On my NetBSD systems I can use atactl to do this via:
mount -u -o async,noatime,nodevmtime / mount -u -o async,noatime /usr atactl wd0 setidle 5
[wait a time] # atactl wd0 checkpower Current power status: Standby mode
I looked at smartctl but it doesn't look like I can set idle time with it, just readout status and perform self-tests. Is there a way?
Thanks!
Brian
On Tue, Jul 17, 2007 at 11:35:07AM -0400, Brian wrote:
I'd like to to put the hard drives in standby mode during periods of no activity. I'm just running a file server plus a couple small things on a Qube 3 from home, although the web stuff will increase it's still minimal.
On my NetBSD systems I can use atactl to do this via:
mount -u -o async,noatime,nodevmtime / mount -u -o async,noatime /usr atactl wd0 setidle 5
[wait a time] # atactl wd0 checkpower Current power status: Standby mode
I looked at smartctl but it doesn't look like I can set idle time with it, just readout status and perform self-tests. Is there a way?
if it's some IDE drive then hdparm(8) might help:
Cheers,
Tru
On Jul 17, 2007, at 11:59 AM, Tru Huynh wrote:
On Tue, Jul 17, 2007 at 11:35:07AM -0400, Brian wrote:
I'd like to to put the hard drives in standby mode during periods of no activity. I'm just running a file server plus a couple small things on a Qube 3 from home, although the web stuff will increase it's still minimal.

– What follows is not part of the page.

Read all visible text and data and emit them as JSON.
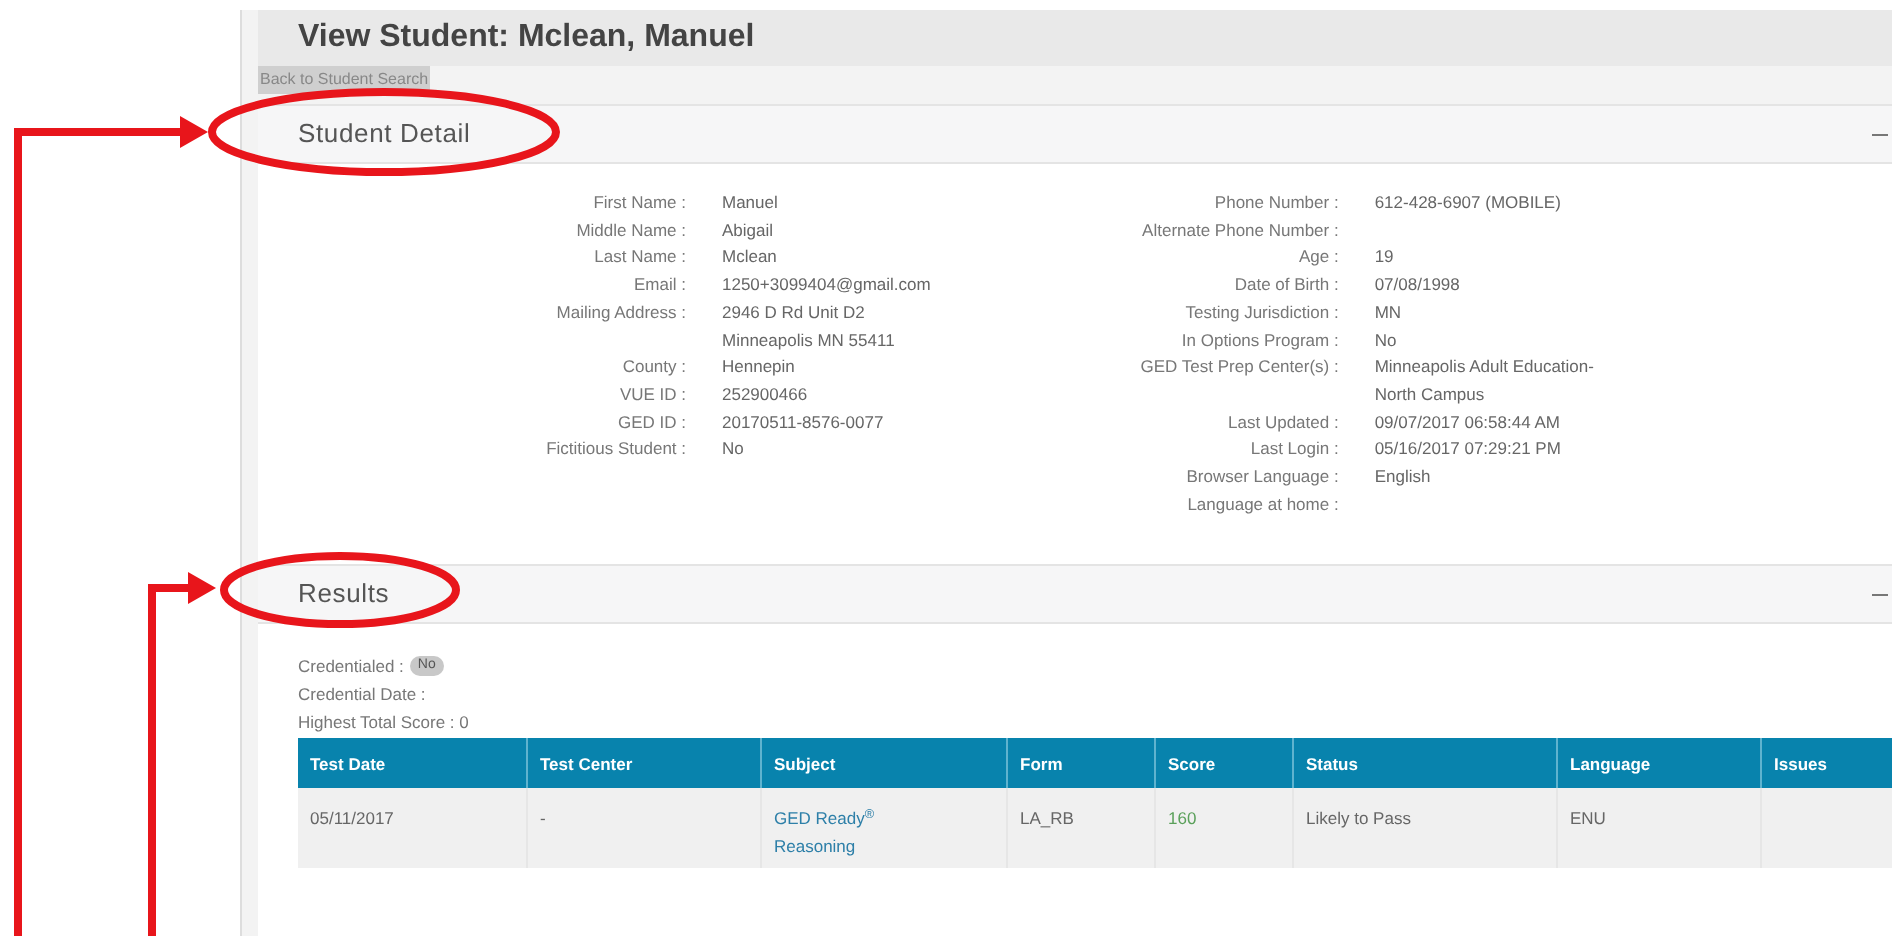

On my NetBSD systems I can use atactl to do this via:
mount -u -o async,noatime,nodevmtime / mount -u -o async,noatime /usr atactl wd0 setidle 5
[wait a time] # atactl wd0 checkpower Current power status: Standby mode
I looked at smartctl but it doesn't look like I can set idle time with it, just readout status and perform self-tests. Is there a way?
if it's some IDE drive then hdparm(8) might help:
hdparm -y /dev/hdd
hmm.. still doesn't seem to stick:
--- root@qube3 /]# hdparm -y /dev/hda
/dev/hda: issuing standby command [root@qube3 /]# hdparm -C /dev/hda
/dev/hda: drive state is: active/idle [root@qube3 /]#
--- I see similar results when setting the spindown time with -S.
Recently run commands should be memory-resident, right? Or do I need to set something somewhere for that to happen? (I'm not activating the drive again just to run hdparm am I?)
I don't see any cron events that are set for every minute or anything super short.
Do I need to set specific mount options? If so, which ones?
Thanks-
Brian
On Fri, Jul 27, 2007 at 10:36:44AM -0400, Brian wrote:
hdparm -y /dev/hdd
hmm.. still doesn't seem to stick:
You may have opened files being continuously written to (syslog, audit, sar, ...). chkconfig(8)/losf(8) might tell you if any daemons/programs are involved.